Segundo o Estadão apurou, a ideia da Prefeitura é dar prioridade para a volta às aulas dos que já tiverem anticorpos para o vírus na rede municipal. O resultado desses testes – chamado de censo sorológico – deve sair na semana que vem.

Em entrevista coletiva, Covas confirmou a informação adiantada pelo Estadão. “Devemos ter para a próxima semana, na quinta-feira da semana que vem o resultado do censo que estamos realizando com todos os professores e alunos da rede municipal. Na quinta da semana que vem teremos a decisão sobre as aulas no dia 3 de novembro.
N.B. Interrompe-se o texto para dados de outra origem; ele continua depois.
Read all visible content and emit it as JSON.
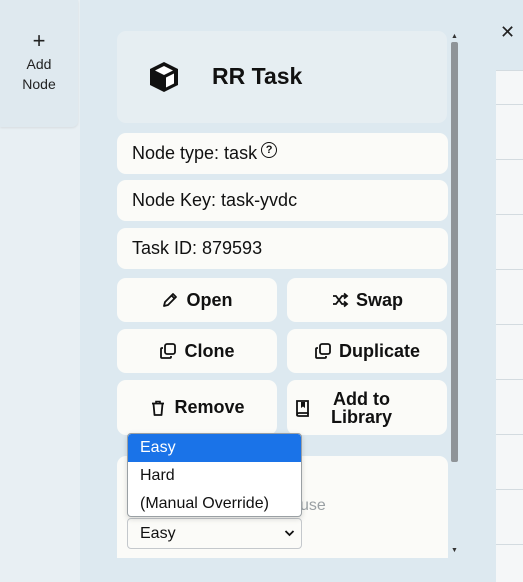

A partir destes dados, devemos ter a decisão da Prefeitura, se continua com atividades extras e se teremos algum retorno no dia 3 de novembro”, disse.

Já as escolas particulares teriam autonomia para decidir como voltar com as aulas, depois de autorizadas por Covas. Desde 7 de outubro, elas já vêm oferecendo atividades extracurriculares para 20% dos alunos, por dia, conforme norma da Prefeitura. Segundo estimativas do sindicato das escolas, 80% delas reabriram na semana passada.

Como esse retorno também era voluntário para a rede pública, apenas uma creche municipal foi aberta dia 7. E cerca de 300 escolas estaduais voltaram a funcionar.

A expectativa para novembro é de que a Prefeitura autorize uma quantidade maior de crianças nas escolas, já que a cidade passou para a fase verde na semana passada. Pelo plano do Estado, depois de 14 dias nessa fase, 70% dos alunos já poderiam estar na escola presencialmente. Mas as cidades podem ser mais restritivas e por isso que a decisão de Covas, que concorre à reeleição, é importante.

O inquérito sorológico apresentado nesta terça-feira mostrou que os alunos testados e que tinham anticorpos para covid-19 foi de 15,4% nos da rede estadual, de 17,6% na rede municipal e de 12,6% entre os alunos da rede particular. Como em outros inquéritos, a taxa de assintomáticos é alta e variou entre 64,4% e 69,9% no geral , o que é o dobro do registrado em adultos, de acordo com a Secretaria Municipal da Saúde. Os dados também mostram que 30% dos alunos da rede privada vivem com pessoas com mais de 60 anos, que compõe o grupo de risco para a doença. Na rede pública, esse índice é de 29%.

A Prefeitura já tem à disposição 180 mil testes para a primeira fase do censo, que tinha previsão de duração de 15 dias. É essa etapa que Covas está esperando para decidir sobre a volta no dia 3 de novembro.

Depois disso, serão feitos acordos com laboratórios para examinar um total de 102 mil professores e 670 mil alunos da rede. O procedimento total vai durar cerca de 40 dias. Os bebês e crianças de 0 a 3 anos são as únicos que farão os testes em unidades de saúde, onde também terão a carteira de vacinação atualizada.